Humaira punya alasan menolak permintaan Liand bersetubuh. Alasan itu tidak dapat diceritakan sekarang. Dia sedang menunggu waktu yang tepat.

Usai menutup pintu dan menata hati, Humaira membuka laci kayu yang menyatu dengan meja pualam dan wastafel kamar mandi untuk mengambil benda panjang pipih di dalamnya.

Ia termenung mengamati tulisan yang tertera pada bagian tengah benda tersebut. Pregnant.

Humaira positif hamil lagi.

Padahal Roland masih berusia empat bulan. Jika tahu bahwa dirinya hamil, sudah pasti Liand akan melarangnya bolak-balik Surabaya-Malang setiap hari. Humaira tidak mau itu. Ada tugas penting yang harus ia emban di Malang.

Bu Intan sakit keras dan sedang membutuhkan perawatan. Hanya dia satu-satunya orang yang mau merawatnya. Karena bu Intan tidak punya anak. Bu Tiara, satu-satunya kakak perempuan yang Bu Intan miliki sudah meninggal beberapa tahun yang lalu. Sedangkan tiga keponakan tinggal di Kairo dan Yaman. Tidak ada yang bisa merawat Bu Intan kecuali dirinya.

Dibujuk berulang kali untuk ikut ke Surabaya pun, Bu Intan tidak mau.
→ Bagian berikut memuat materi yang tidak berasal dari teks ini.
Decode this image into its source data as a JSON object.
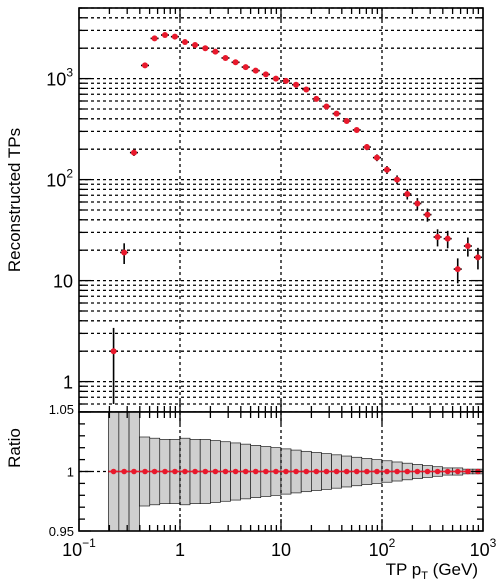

Jangankan Surabaya, dirawat di rumah sakit kota Malang saja dia menolak. Wanita tua itu ingin menghabiskan sisa hidupnya di pondok pesantren.

Humaira jelas tidak tega meninggalkan Bu Intan sendirian di Pondok. Sejak kecil, wanita itulah yang merawatnya dengan kasih sayang dan penuh kesabaran. Bagaimana mungkin Humaira tega menelantarkan Bu Intan begitu saja?

Sedangkan kondisi kandungannya sendiri juga agak mencemaskan.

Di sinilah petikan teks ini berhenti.